Shuji Teryamas Vater starb kurz nach dem Zweiten Weltkrieg, als Klein Shuji acht Jahre alt war. Während seine Mutter arbeiten ging, wuchs er bei seinem Onkel auf, der ein kleines Theater zu einem Kino umgebaut hatte; Shujis Zimmer lag direkt hinter der Leinwand. Mit 12 Jahren veröffentlichte Shuji erste Gedichte und Märchen in Schülerzeitungen, mit 16 war er Herausgeber eines „Poesie Magazins“, das in ganz Japan erschien, und mit 17 organisierte er ein japanweites Haiku-Gedicht-Festival.

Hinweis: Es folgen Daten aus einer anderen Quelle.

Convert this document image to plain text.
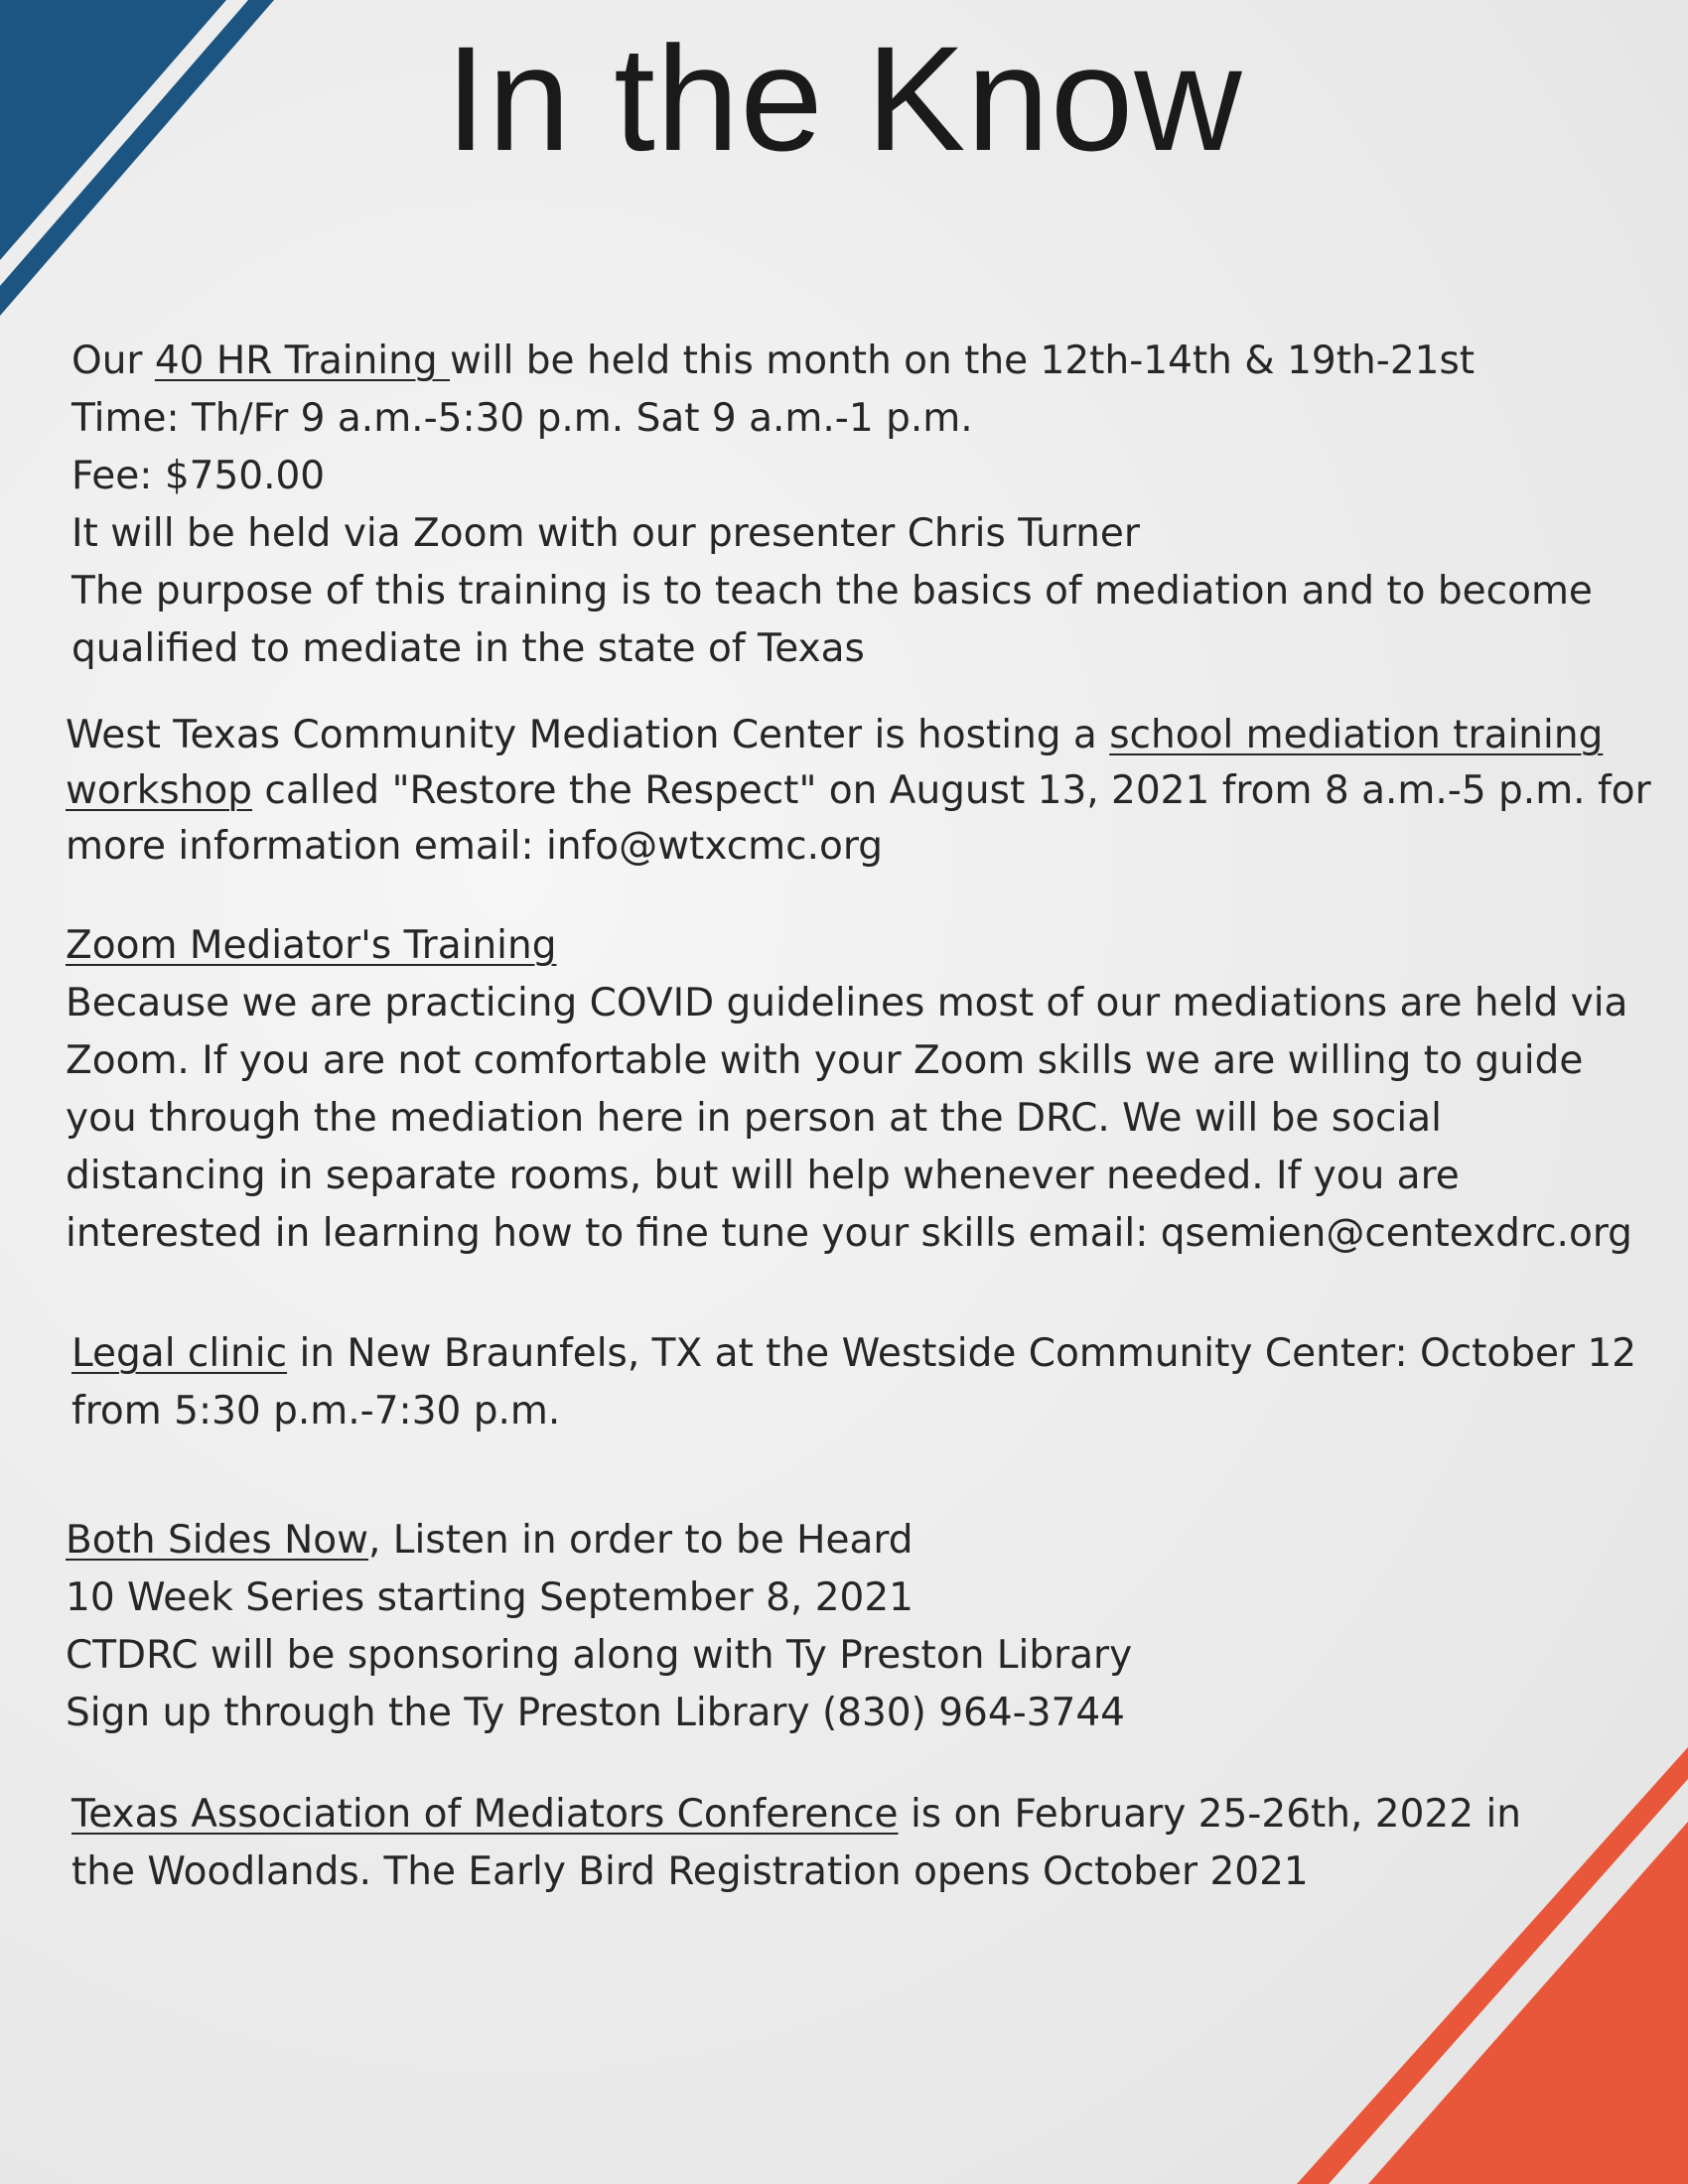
In the Know
Our 40 HR Training will be held this month on the 12th-14th & 19th-21st
Time: Th/Fr 9 a.m.-5:30 p.m. Sat 9 a.m.-1 p.m.
Fee: $750.00
It will be held via Zoom with our presenter Chris Turner
The purpose of this training is to teach the basics of mediation and to become
qualified to mediate in the state of Texas
West Texas Community Mediation Center is hosting a school mediation training
workshop called "Restore the Respect" on August 13, 2021 from 8 a.m.-5 p.m. for
more information email: info@wtxcmc.org
Zoom Mediator's Training
Because we are practicing COVID guidelines most of our mediations are held via
Zoom. If you are not comfortable with your Zoom skills we are willing to guide
you through the mediation here in person at the DRC. We will be social
distancing in separate rooms, but will help whenever needed. If you are
interested in learning how to fine tune your skills email: qsemien@centexdrc.org
Legal clinic in New Braunfels, TX at the Westside Community Center: October 12
from 5:30 p.m.-7:30 p.m.
Both Sides Now, Listen in order to be Heard
10 Week Series starting September 8, 2021
CTDRC will be sponsoring along with Ty Preston Library
Sign up through the Ty Preston Library (830) 964-3744
Texas Association of Mediators Conference is on February 25-26th, 2022 in
the Woodlands. The Early Bird Registration opens October 2021
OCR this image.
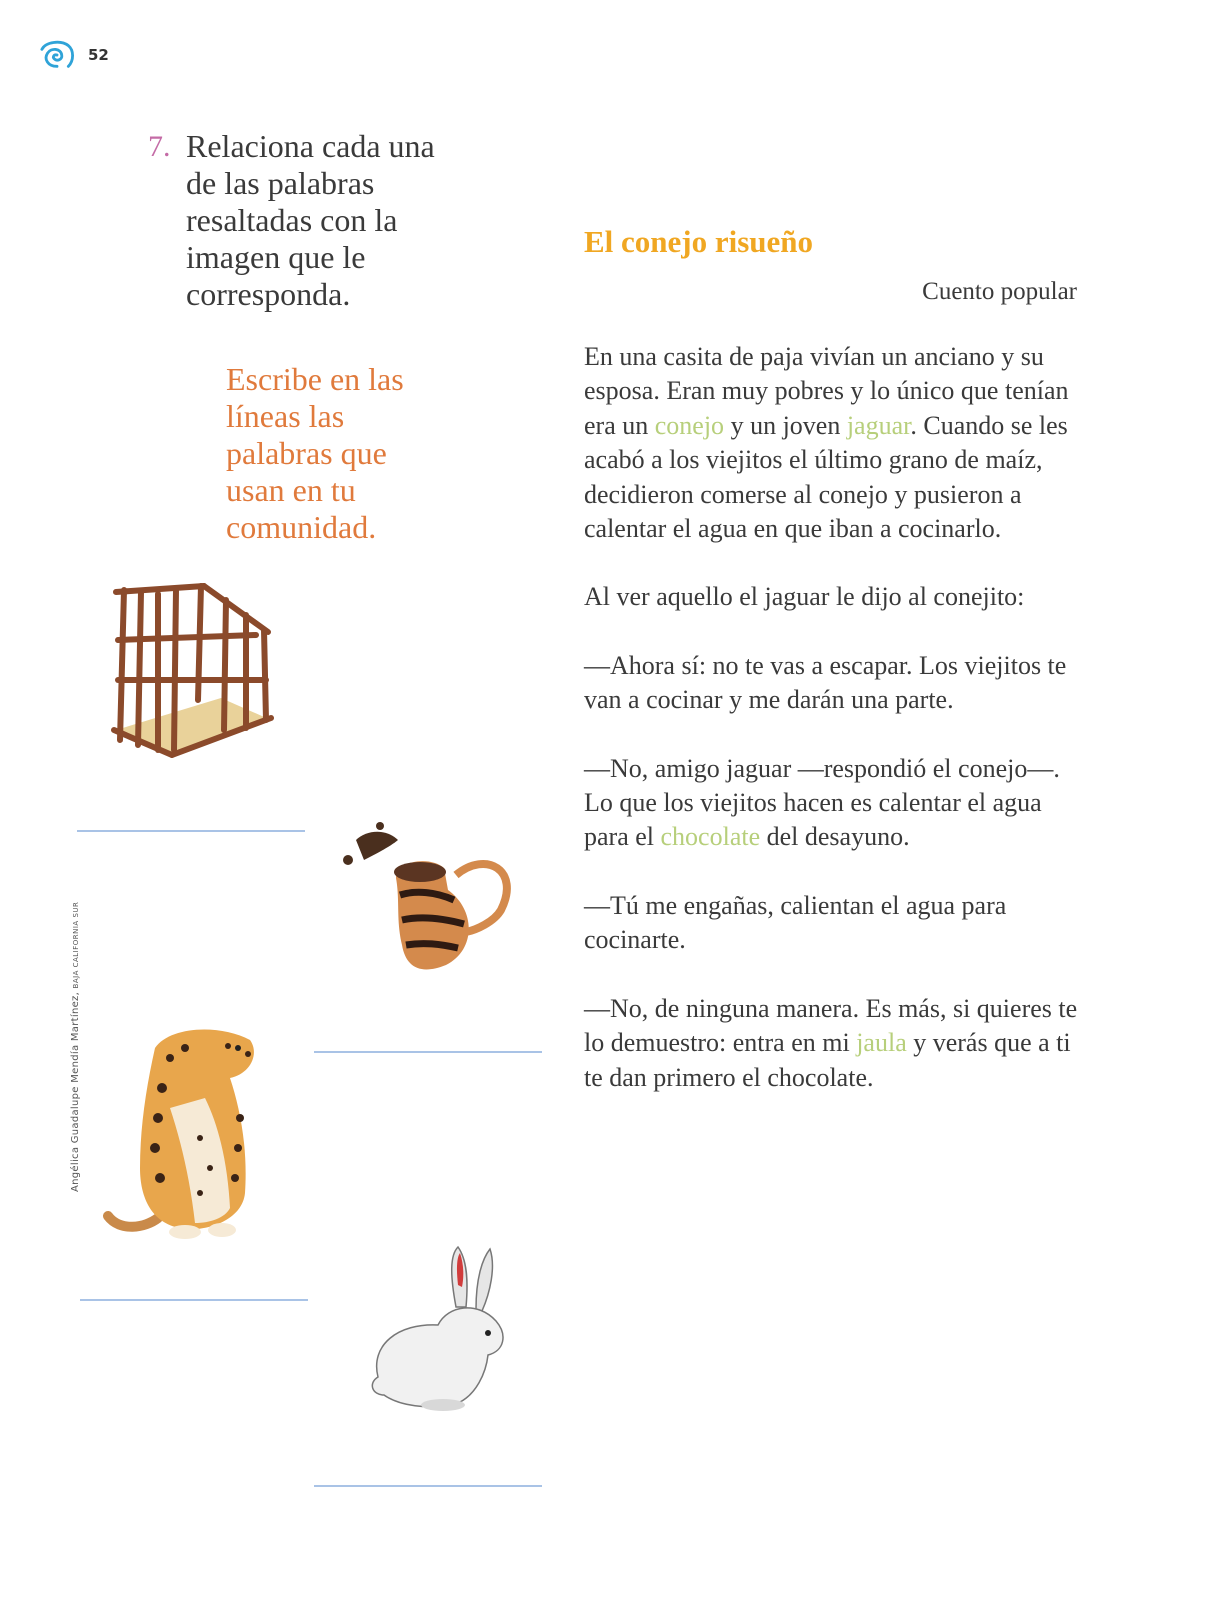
52
7. Relaciona cada una de las palabras resaltadas con la imagen que le corresponda.
Escribe en las líneas las palabras que usan en tu comunidad.
Angélica Guadalupe Mendía Martínez, BAJA CALIFORNIA SUR
El conejo risueño
Cuento popular

En una casita de paja vivían un anciano y su esposa. Eran muy pobres y lo único que tenían era un conejo y un joven jaguar. Cuando se les acabó a los viejitos el último grano de maíz, decidieron comerse al conejo y pusieron a calentar el agua en que iban a cocinarlo.

Al ver aquello el jaguar le dijo al conejito:

—Ahora sí: no te vas a escapar. Los viejitos te van a cocinar y me darán una parte.

—No, amigo jaguar —respondió el conejo—. Lo que los viejitos hacen es calentar el agua para el chocolate del desayuno.

—Tú me engañas, calientan el agua para cocinarte.

—No, de ninguna manera. Es más, si quieres te lo demuestro: entra en mi jaula y verás que a ti te dan primero el chocolate.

Als er mit 18 aufgrund einer chronischen Nierenentzündung ein gerade begonnenes Literaturstudium abbrechen musste, fing er während seiner zahlreichen Krankenhausaufenthalte an, neben Gedichten auch Romane und Hörspiele zu schreiben. Seine Vorbilder waren u.a. Sartre, Bataille, Kafka, Freud, Capote und die Surrealisten. Sein absolutes Lieblingsbuch war Lautreamonts „Gesänge des Maldoror“, das einen großen Einfluss auf sein Gesamtwerk nahm. Wenn er nicht im Krankenhaus lag, trieb er sich meistens in den Kneipen von Shinjuku rum und behauptete später, dass er beim Boxen und bei Pferderennen mehr über das Leben gelernt hätte als in Büchern.
1960 schrieb und produzierte er das Hörspiel Otona-Gari (Adult Hunting), das stilistisch Orson Welles berühmten Hörspiel War of the Worlds nachempfunden war und von einer Revolution der Kinder handelte, die die Straßen von Tokio eroberten. Das Hörspiel löste zwar keine Panik bei den Hörern aus, aber immerhin bei der „nationalen Kommission für öffentliche Sicherheit“, die ihm daraufhin einen Besuch abstattete. Kein Wunder, wenn man bedenkt, dass im selben Jahr Millionen (!) von Japanern auf die Straße gingen, um gegen den ANPO-Sicherheitsvertrag zu demonstrieren.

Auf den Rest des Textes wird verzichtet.